Geschichten von T-Shirts, Geschichten von Menschen, Geschichten von Menschen mit ihren T-Shirts. Darum geht es in der Kampagne #eintshirtzumleben der Frauenrechtsorganisation FEMNET. Deshalb gestalten Künstler_innen, Kreative und Designer_innen aus einem eigenen T-Shirt ein Kunstwerk. Und alle anderen, die sich auch für mehr Nachhaltigkeit und Fairness in der Modebranche einsetzen wollen, treten mit einem Selfie im Lieblings-T-Shirt auf Social Media in den Dialog mit der unbekannten Näherin: für die persönliche Geschichte.

Heute, am Dienstag, den 1. März hat FEMNET im Rahmen der Solidaritäts- und Bildungskampagne nun eine Onlinegalerie mit 19 T-Shirt-Kunstwerken national und international etablierter Künstler_innen veröffentlicht, darunter Pipilotti Rist und Frank Schätzing, Marcel Odenbach und Pia Fries. Sie betonen damit den Wert des T-Shirts, das für FEMNET zum Inbegriff von Wegwerfmode geworden ist. Thematisch setzen die Künstler_innen sich unter anderem mit Tierschutz oder Feminismus, Klimamigration oder Ausbeutung auseinander und geben damit starke Statements ab für mehr Wertschätzung und Fairness in der globalen Textilindustrie.

„Die Schnelllebigkeit von Mode ist ein riesiges Problem mit fatalen Auswirkungen auf Menschen und Umwelt. Hier braucht es dringend ein Umdenken! Dazu wollen wir mit unserer Kampagne #eintshirtzumleben und die Künstler_innen mit ihrer Botschaft beitragen“, erläutert FEMNET-Kampagnenkoordinatorin Saskia Bellem.

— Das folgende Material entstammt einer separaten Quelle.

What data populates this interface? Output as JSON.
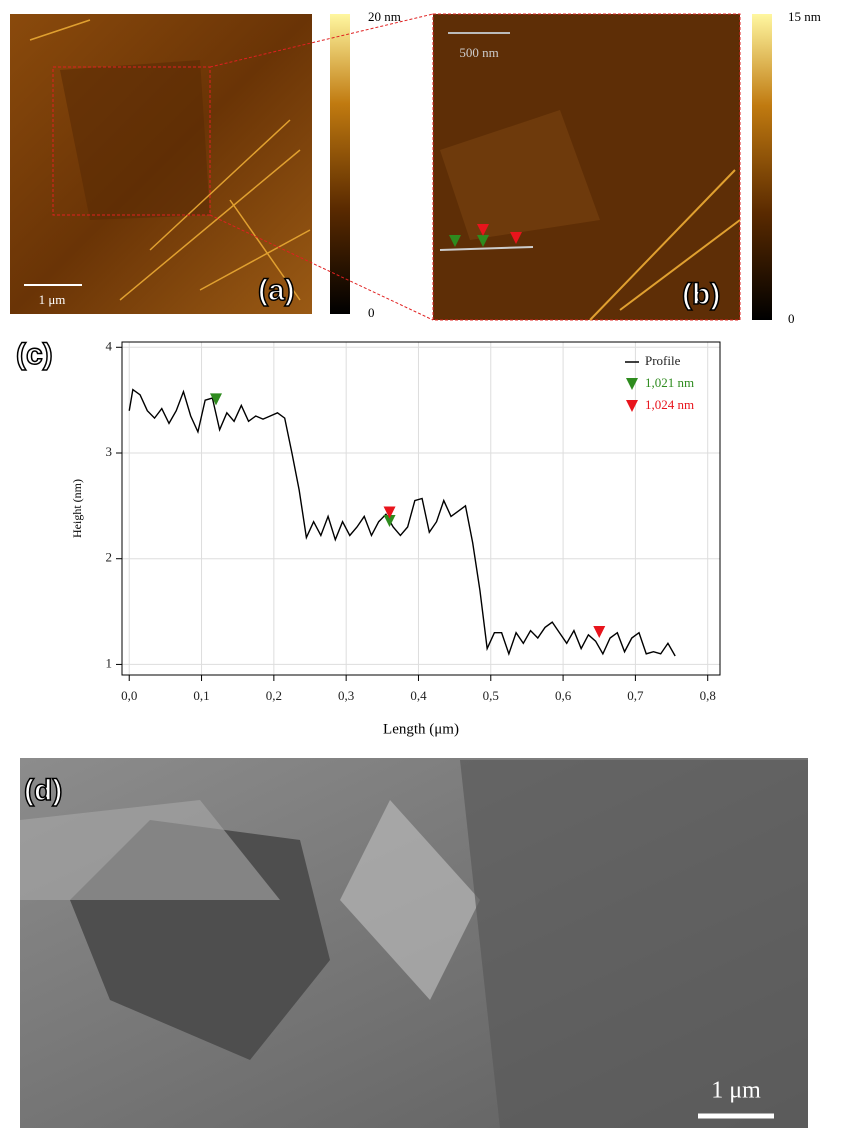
{
  "panels": {
    "a": {
      "label": "(a)",
      "scale_bar": "1 μm",
      "colorbar_max": "20 nm",
      "colorbar_min": "0"
    },
    "b": {
      "label": "(b)",
      "scale_bar": "500 nm",
      "colorbar_max": "15 nm",
      "colorbar_min": "0"
    },
    "c": {
      "label": "(c)"
    },
    "d": {
      "label": "(d)",
      "scale_bar": "1 μm"
    }
  },
  "chart_data": {
    "type": "line",
    "xlabel": "Length (μm)",
    "ylabel": "Height (nm)",
    "xlim": [
      -0.01,
      0.817
    ],
    "ylim": [
      0.9,
      4.05
    ],
    "xticks": [
      {
        "value": 0,
        "label": "0,0"
      },
      {
        "value": 0.1,
        "label": "0,1"
      },
      {
        "value": 0.2,
        "label": "0,2"
      },
      {
        "value": 0.3,
        "label": "0,3"
      },
      {
        "value": 0.4,
        "label": "0,4"
      },
      {
        "value": 0.5,
        "label": "0,5"
      },
      {
        "value": 0.6,
        "label": "0,6"
      },
      {
        "value": 0.7,
        "label": "0,7"
      },
      {
        "value": 0.8,
        "label": "0,8"
      }
    ],
    "yticks": [
      1,
      2,
      3,
      4
    ],
    "grid": true,
    "legend": "top-right",
    "series": [
      {
        "name": "Profile",
        "color": "#000000",
        "style": "line",
        "x": [
          0,
          0.005,
          0.015,
          0.025,
          0.035,
          0.045,
          0.055,
          0.065,
          0.075,
          0.085,
          0.095,
          0.105,
          0.115,
          0.125,
          0.135,
          0.145,
          0.155,
          0.165,
          0.175,
          0.185,
          0.195,
          0.205,
          0.215,
          0.225,
          0.235,
          0.245,
          0.255,
          0.265,
          0.275,
          0.285,
          0.295,
          0.305,
          0.315,
          0.325,
          0.335,
          0.345,
          0.355,
          0.365,
          0.375,
          0.385,
          0.395,
          0.405,
          0.415,
          0.425,
          0.435,
          0.445,
          0.455,
          0.465,
          0.475,
          0.485,
          0.495,
          0.505,
          0.515,
          0.525,
          0.535,
          0.545,
          0.555,
          0.565,
          0.575,
          0.585,
          0.595,
          0.605,
          0.615,
          0.625,
          0.635,
          0.645,
          0.655,
          0.665,
          0.675,
          0.685,
          0.695,
          0.705,
          0.715,
          0.725,
          0.735,
          0.745,
          0.755
        ],
        "values": [
          3.4,
          3.6,
          3.55,
          3.4,
          3.33,
          3.42,
          3.28,
          3.4,
          3.58,
          3.35,
          3.2,
          3.5,
          3.52,
          3.22,
          3.38,
          3.3,
          3.45,
          3.3,
          3.35,
          3.32,
          3.35,
          3.38,
          3.33,
          3.0,
          2.65,
          2.2,
          2.35,
          2.22,
          2.4,
          2.18,
          2.35,
          2.22,
          2.3,
          2.4,
          2.22,
          2.35,
          2.42,
          2.3,
          2.22,
          2.3,
          2.55,
          2.57,
          2.25,
          2.35,
          2.55,
          2.4,
          2.45,
          2.5,
          2.15,
          1.7,
          1.15,
          1.3,
          1.3,
          1.1,
          1.3,
          1.2,
          1.32,
          1.25,
          1.35,
          1.4,
          1.3,
          1.2,
          1.32,
          1.15,
          1.28,
          1.22,
          1.1,
          1.25,
          1.3,
          1.12,
          1.25,
          1.3,
          1.1,
          1.12,
          1.1,
          1.2,
          1.08
        ]
      },
      {
        "name": "1,021 nm",
        "color": "#2e8b1e",
        "style": "marker",
        "x": [
          0.12,
          0.36
        ],
        "values": [
          3.45,
          2.3
        ]
      },
      {
        "name": "1,024 nm",
        "color": "#e8141c",
        "style": "marker",
        "x": [
          0.36,
          0.65
        ],
        "values": [
          2.38,
          1.25
        ]
      }
    ]
  }
}
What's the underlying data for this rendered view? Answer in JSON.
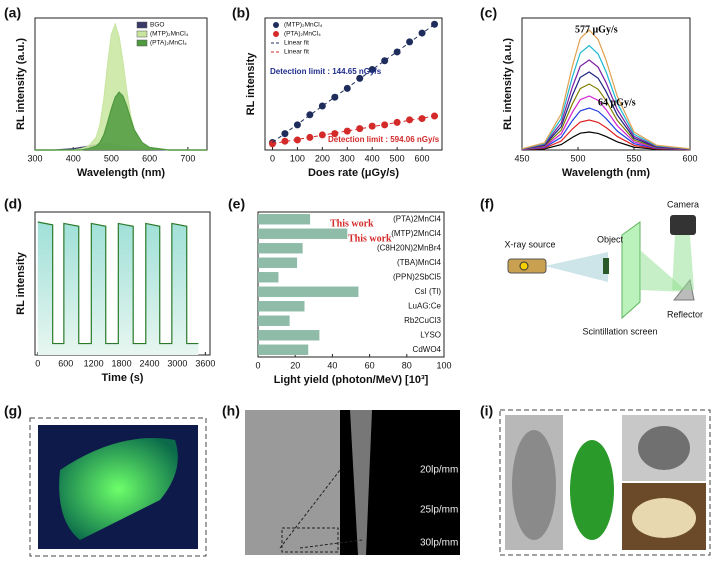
{
  "chart_data": [
    {
      "panel": "(a)",
      "type": "line",
      "fill": true,
      "xlabel": "Wavelength (nm)",
      "ylabel": "RL intensity (a.u.)",
      "x": [
        300,
        350,
        400,
        420,
        440,
        460,
        470,
        480,
        490,
        500,
        510,
        520,
        530,
        540,
        550,
        560,
        580,
        600,
        650,
        700,
        750
      ],
      "xlim": [
        300,
        750
      ],
      "xticks": [
        300,
        400,
        500,
        600,
        700
      ],
      "ylim": [
        0,
        1.05
      ],
      "legend": "upper right",
      "series": [
        {
          "name": "BGO",
          "color": "#3a3a6a",
          "values": [
            0,
            0,
            0.01,
            0.02,
            0.03,
            0.04,
            0.045,
            0.05,
            0.05,
            0.045,
            0.04,
            0.035,
            0.03,
            0.025,
            0.02,
            0.015,
            0.01,
            0.005,
            0,
            0,
            0
          ]
        },
        {
          "name": "(MTP)₂MnCl₄",
          "color": "#c8e6a0",
          "values": [
            0,
            0,
            0,
            0.01,
            0.03,
            0.1,
            0.2,
            0.4,
            0.68,
            0.92,
            1.0,
            0.9,
            0.7,
            0.47,
            0.28,
            0.15,
            0.05,
            0.02,
            0,
            0,
            0
          ]
        },
        {
          "name": "(PTA)₂MnCl₄",
          "color": "#4f9a3f",
          "values": [
            0,
            0,
            0,
            0,
            0.01,
            0.03,
            0.06,
            0.12,
            0.22,
            0.33,
            0.42,
            0.46,
            0.43,
            0.35,
            0.25,
            0.16,
            0.06,
            0.02,
            0,
            0,
            0
          ]
        }
      ]
    },
    {
      "panel": "(b)",
      "type": "scatter",
      "xlabel": "Does rate (μGy/s)",
      "ylabel": "RL intensity",
      "x": [
        0,
        50,
        100,
        150,
        200,
        250,
        300,
        350,
        400,
        450,
        500,
        550,
        600,
        650
      ],
      "xlim": [
        -30,
        680
      ],
      "xticks": [
        0,
        100,
        200,
        300,
        400,
        500,
        600
      ],
      "ylim": [
        0,
        1.05
      ],
      "legend": "upper left",
      "series": [
        {
          "name": "(MTP)₂MnCl₄",
          "color": "#1f2d5c",
          "values": [
            0.06,
            0.13,
            0.2,
            0.28,
            0.35,
            0.42,
            0.49,
            0.57,
            0.64,
            0.71,
            0.78,
            0.86,
            0.93,
            1.0
          ]
        },
        {
          "name": "(PTA)₂MnCl₄",
          "color": "#d42a2a",
          "values": [
            0.05,
            0.07,
            0.08,
            0.1,
            0.12,
            0.13,
            0.15,
            0.17,
            0.19,
            0.2,
            0.22,
            0.24,
            0.25,
            0.27
          ]
        },
        {
          "name": "Linear fit",
          "color": "#1f2d5c",
          "line": true,
          "x": [
            0,
            650
          ],
          "values": [
            0.06,
            1.0
          ]
        },
        {
          "name": "Linear fit",
          "color": "#d42a2a",
          "line": true,
          "x": [
            0,
            650
          ],
          "values": [
            0.05,
            0.27
          ]
        }
      ],
      "annotations": [
        {
          "text": "Detection limit : 144.65 nGy/s",
          "color": "#1f2d8c"
        },
        {
          "text": "Detection limit : 594.06 nGy/s",
          "color": "#d42a2a"
        }
      ]
    },
    {
      "panel": "(c)",
      "type": "line",
      "xlabel": "Wavelength (nm)",
      "ylabel": "RL intensity (a.u.)",
      "x": [
        450,
        470,
        485,
        495,
        502,
        510,
        518,
        525,
        535,
        550,
        570,
        600
      ],
      "xlim": [
        450,
        600
      ],
      "xticks": [
        450,
        500,
        550,
        600
      ],
      "ylim": [
        0,
        1.1
      ],
      "series": [
        {
          "color": "#000000",
          "values": [
            0.002,
            0.009,
            0.045,
            0.105,
            0.14,
            0.15,
            0.138,
            0.113,
            0.068,
            0.023,
            0.006,
            0.002
          ]
        },
        {
          "color": "#e02020",
          "values": [
            0.003,
            0.015,
            0.075,
            0.175,
            0.233,
            0.25,
            0.23,
            0.188,
            0.113,
            0.038,
            0.01,
            0.003
          ]
        },
        {
          "color": "#2040e0",
          "values": [
            0.004,
            0.021,
            0.105,
            0.245,
            0.326,
            0.35,
            0.322,
            0.263,
            0.158,
            0.053,
            0.014,
            0.004
          ]
        },
        {
          "color": "#d020d0",
          "values": [
            0.005,
            0.027,
            0.135,
            0.315,
            0.419,
            0.45,
            0.414,
            0.338,
            0.203,
            0.068,
            0.018,
            0.005
          ]
        },
        {
          "color": "#808000",
          "values": [
            0.006,
            0.033,
            0.165,
            0.385,
            0.512,
            0.55,
            0.506,
            0.413,
            0.248,
            0.083,
            0.022,
            0.006
          ]
        },
        {
          "color": "#1a237e",
          "values": [
            0.007,
            0.039,
            0.195,
            0.455,
            0.605,
            0.65,
            0.598,
            0.488,
            0.293,
            0.098,
            0.026,
            0.007
          ]
        },
        {
          "color": "#7b1fa2",
          "values": [
            0.008,
            0.045,
            0.225,
            0.525,
            0.698,
            0.75,
            0.69,
            0.563,
            0.338,
            0.113,
            0.03,
            0.008
          ]
        },
        {
          "color": "#20b8d0",
          "values": [
            0.009,
            0.052,
            0.261,
            0.609,
            0.809,
            0.87,
            0.8,
            0.653,
            0.392,
            0.131,
            0.035,
            0.009
          ]
        },
        {
          "color": "#e0a050",
          "values": [
            0.01,
            0.06,
            0.3,
            0.7,
            0.93,
            1.0,
            0.92,
            0.75,
            0.45,
            0.15,
            0.04,
            0.01
          ]
        }
      ],
      "annotations": [
        {
          "text": "577 μGy/s",
          "color": "#000000"
        },
        {
          "text": "64 μGy/s",
          "color": "#000000"
        }
      ]
    },
    {
      "panel": "(d)",
      "type": "line",
      "fill": true,
      "xlabel": "Time (s)",
      "ylabel": "RL intensity",
      "x": [
        0,
        320,
        320,
        560,
        560,
        880,
        880,
        1150,
        1150,
        1460,
        1460,
        1730,
        1730,
        2050,
        2050,
        2320,
        2320,
        2620,
        2620,
        2880,
        2880,
        3200,
        3200,
        3450
      ],
      "xlim": [
        -60,
        3700
      ],
      "xticks": [
        0,
        600,
        1200,
        1800,
        2400,
        3000,
        3600
      ],
      "ylim": [
        0,
        1
      ],
      "series": [
        {
          "color": "#2a7a2a",
          "values": [
            0.93,
            0.91,
            0.08,
            0.08,
            0.92,
            0.9,
            0.08,
            0.08,
            0.92,
            0.9,
            0.08,
            0.08,
            0.92,
            0.9,
            0.08,
            0.08,
            0.92,
            0.9,
            0.08,
            0.08,
            0.92,
            0.9,
            0.08,
            0.08
          ]
        }
      ]
    },
    {
      "panel": "(e)",
      "type": "bar",
      "orientation": "horizontal",
      "xlabel": "Light yield (photon/MeV) [10³]",
      "categories": [
        "(PTA)2MnCl4",
        "(MTP)2MnCl4",
        "(C8H20N)2MnBr4",
        "(TBA)MnCl4",
        "(PPN)2SbCl5",
        "CsI (Tl)",
        "LuAG:Ce",
        "Rb2CuCl3",
        "LYSO",
        "CdWO4"
      ],
      "values": [
        28,
        48,
        24,
        21,
        11,
        54,
        25,
        17,
        33,
        27
      ],
      "color": "#8fbca8",
      "xlim": [
        0,
        100
      ],
      "xticks": [
        0,
        20,
        40,
        60,
        80,
        100
      ],
      "annotations": [
        {
          "text": "This work",
          "color": "#d42a2a"
        },
        {
          "text": "This work",
          "color": "#d42a2a"
        }
      ]
    }
  ],
  "panels": {
    "f": {
      "label": "(f)",
      "texts": [
        "Camera",
        "X-ray source",
        "Object",
        "Scintillation screen",
        "Reflector"
      ]
    },
    "g": {
      "label": "(g)"
    },
    "h": {
      "label": "(h)",
      "texts": [
        "20lp/mm",
        "25lp/mm",
        "30lp/mm"
      ]
    },
    "i": {
      "label": "(i)"
    }
  }
}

Die Onlinegalerie eintshirtzumleben.de deckt von Installation und Skulptur über Malerei und Kalligrafie bis zu Schriftstellerei und Kinetik eine enorme Bandbreite künstlerischer Genres ab. Die hier gezeigten Kunstwerke (mit Ausnahme des Kunstwerks von Claus Föttinger) gibt es zu gewinnen!

"Fairlosung"
Im Rahmen eines großen Abschluss-Events mit Talks, Infos, Live-Musik und fairer Modenschau werden sie unter Moderation von „Green Janine“ Janine Steeger am Sonntag, 24. April 2022 im Kölner Rautenstrauch-Joest-Museum ausgestellt und anschließend verlost. Ein Los erhält, wer ab sofort unter dem Motto „Kunst statt Konsum“ bis einschließlich 31. März ein selbst upgecyceltes Shirt auf der #eintshirtzumleben-Kampagnenseite einreicht.

„Das Upcycling – also das kreative Umarbeiten und Aufwerten von Alt zu Neu – soll die Teilnehmenden anregen, sich mit dem Material und der Arbeitsleistung zu beschäftigen, die in Textilien steckt“, so Bellem. „Wir können alle denselben Beitrag zur Veränderung leisten, weshalb durch das Format der Fairlosung im Gegenzug alle Teilnehmenden dieselbe Gewinnchance bekommen.“

Details zum Programm folgen im April.#eintshirtzumleben wird gefördert von der Stiftung Umwelt und Entwicklung NRW.

Hintergrund
FEMNET ist eine gemeinnützige Frauenrechtsorganisation mit Sitz in Bonn. Der 2007 gegründete Verein setzt sich mit Kampagnen, Bildungs- und Beratungsarbeit sowie Projektarbeit mit Partner*innen vor Ort für bessere Arbeitsbedingungen in der Bekleidungsindustrie des globalen Südens ein. Anlässlich seines 15jährigen Bestehens ist FEMNET Städtepartnerin 2022 der Bundesstadt Bonn.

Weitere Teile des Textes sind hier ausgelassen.